Trying to simulate data with non-linear relationships can be frustrating, since there is not always an obvious mathematical expression that will give you the shape you are looking for. I’ve come up with a relatively simple solution for somewhat complex scenarios that only requires the specification of a few points that lie on or near the desired curve. (Clearly, if the relationships are straightforward, such as relationships that can easily be represented by quadratic or cubic polynomials, there is no need to go through all this trouble.) The translation from the set of points to the desired function and finally to the simulated data is done by leveraging generalized additive modelling (GAM) methods, and is described here.
Before we begin, here are the R
packages used in the post:
library(data.table)
library(ggplot2)
library(mgcv)
Starting with the idea of non-linear function
Say we desire a functional relationship \(y = f(x)\) that looks something like this:
Conceptualize the function with a handful of points
Since it is not obvious (to me at least) how to express this curve mathematically, let’s start by selecting a few points that describe the general shape. In this case, I think using seven points does the trick pretty well:
x <- c(20, 30, 40, 50, 60, 70, 80)
y <- c(15, 40, 25, 22, 35, 24, 15)
dd <- data.table(x = x, y = y)
ggplot(data = dd, aes(x = x, y = y)) +
geom_line(lty = 2, color = "grey70") +
geom_point() +
theme(panel.grid = element_blank())
Fill in the gaps
If we want to extrapolate from this small set of points to a curve, we will need more data. We can easily generate this data by taking points along the lines that connect our original points. This requires only some rudimentary algebra. First, just create a data set that includes the start and end points of each line segment:
dc <- copy(dd)
dc[, xend := (shift(x, type = "lead"))]
dc[, yend := (shift(y, type = "lead"))]
dc <- dc[ -.N]
dc[, id := .I]
dc
## x y xend yend id
## 1: 20 15 30 40 1
## 2: 30 40 40 25 2
## 3: 40 25 50 22 3
## 4: 50 22 60 35 4
## 5: 60 35 70 24 5
## 6: 70 24 80 15 6
And then after calculating the slope and intercept, you’ve got points along those line segments:
interp_line <- function(x, y, xend, yend) {
slope <- (yend - y)/(xend - x)
b <- y - slope*x
newx <- seq(x, xend, length = 100)
newy <- newx*slope + b
data.table::data.table(x = newx, y = newy)
}
dx <- dc[, interp_line(x, y, xend, yend), keyby = id]
dx
## id x y
## 1: 1 20.00000 15.00000
## 2: 1 20.10101 15.25253
## 3: 1 20.20202 15.50505
## 4: 1 20.30303 15.75758
## 5: 1 20.40404 16.01010
## ---
## 596: 6 79.59596 15.36364
## 597: 6 79.69697 15.27273
## 598: 6 79.79798 15.18182
## 599: 6 79.89899 15.09091
## 600: 6 80.00000 15.00000
The augmented set of points looks like a sequence of line segments when plotted:
ggplot(data = dx, aes(x = x, y = y)) +
geom_point(size = .05) +
theme(panel.grid = element_blank())
Smoothing out points to get our curve
The idea here is to convert this set of line segments into a curve that can be represented by a functional object we can use to generate new outcomes. Any model fit in R can serve as a functional object in the sense that if you provide an input (or number of inputs) to the predict
function for that model fit, you will get an output from that model.
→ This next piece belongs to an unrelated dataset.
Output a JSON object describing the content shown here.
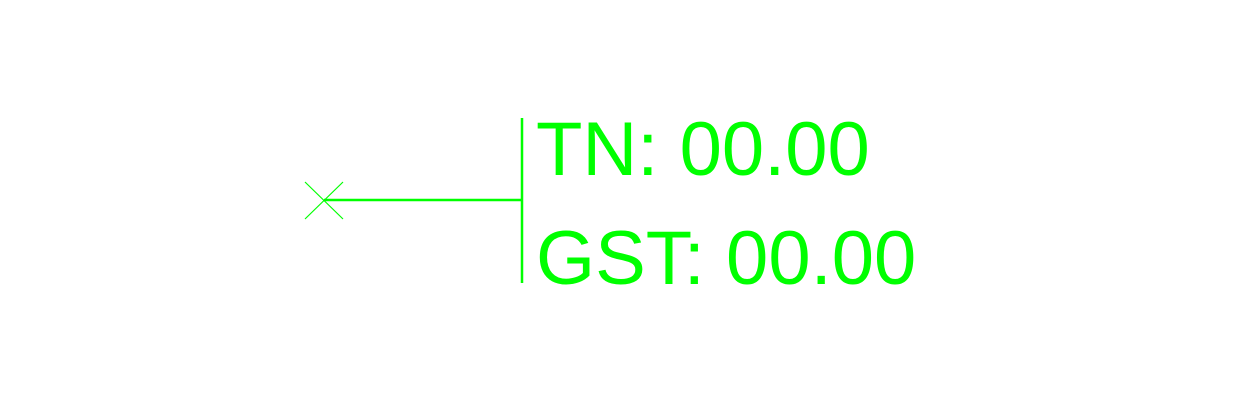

GAMs are a family of flexible models that use spline functions to generate highly curved functions, so are a perfect solution here. (There are many, many sources that describe GAMs: this and this provide excellent overviews, and of course, there is this book.) In this case, we will fit a GAM model to our augmented data set to get a smoothed version the desired function. A call to the function gam
in the mgcv
package with a smoothing term specified for our input \(x\) (and a relatively low degrees of freedom \(k\) to ensure a very smooth result), gives the object that will serve as our function:
gam.fit <- gam(y ~ s(x, k = 7), data = dx)
Using predict.gam
, we can see how the GAM has abstracted from the line segments to give us our desired curve. (Of course, we might need to tweak our input set of points to get closer to the curve we are looking for.)
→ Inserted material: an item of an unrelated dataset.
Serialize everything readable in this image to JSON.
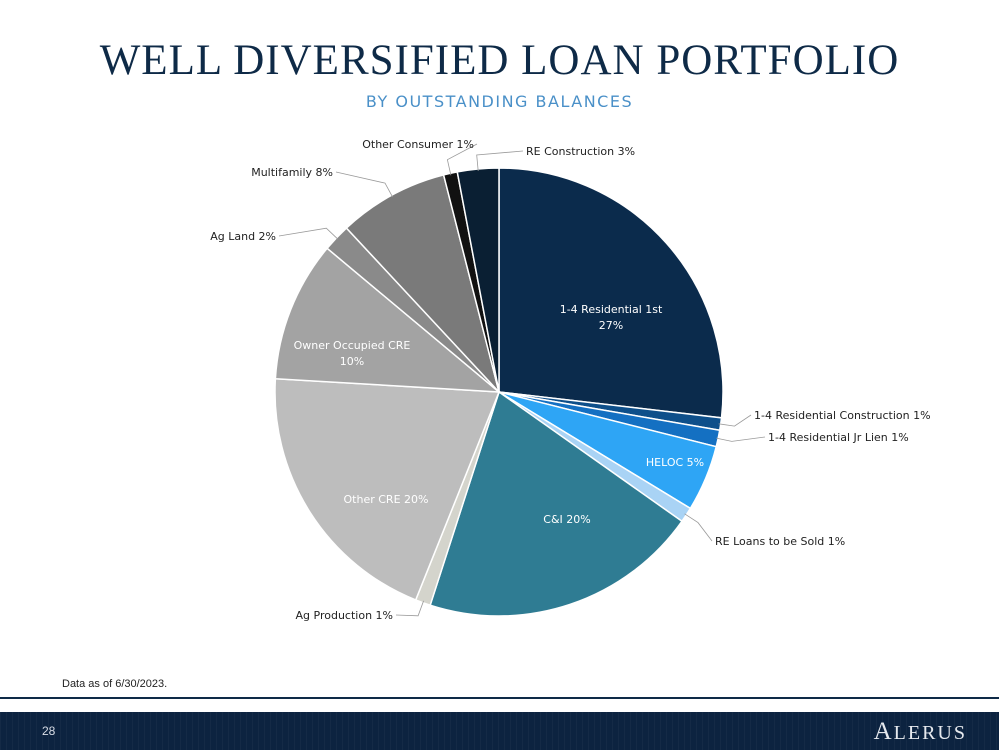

dx[, ypred := predict(gam.fit)]
ggplot(data = dx, aes(x=x, y = ypred)) +
geom_line() +
geom_point(data = dd, aes(x = x, y = y)) +
theme(panel.grid = element_blank())
Generating the random data from this non-linear ‘function’
It is now easy to generate outcome data \(y\) that is centered around our function by generating random inputs (\(x\)’s), calling predict.gam
, and adding some Gaussian noise:
set.seed(123)
rand_data <- data.table(x = runif(120, 20, 80))
rand_data$y <- predict(gam.fit, newdata = rand_data) + rnorm(nrow(rand_data),0, 2)
ggplot(data = rand_data, aes(x = x, y = y)) +
geom_point(size = 1) +
theme(panel.grid = element_blank())
Wrapping all of this up in a function
This can all be simplified by putting the code inside a function; with this, we can generate the desired data in a few simple steps.
Here, we are trying to generated a second curve - this time using six points. The function getNLfunction
takes those points, plots the curve, and returns the fitted GAM object.
x <- c(20, 30, 60, 67, 73, 80)
y <- c(15, 42, 42, 67, 67, 30)
nlf <- getNLfunction(data.table(x = x, y = y), k = 1)
The new function genNL
is really just a wrapper for predict.gam
. Here, we generate new \(x\)’s and the corresponding \(y\)’s with noise:
rand_data <- data.table(x = runif(180, 20, 80))
rand_data$y <- genNL(nlf, rand_data$x, sd = 2)
So, with just a few lines of code, it is possible to generate observations from an infinite range of flexible functions. Sometime soon, I will demonstrate how this flexible data generation process can be incorporated directly into a simstudy
data generation process.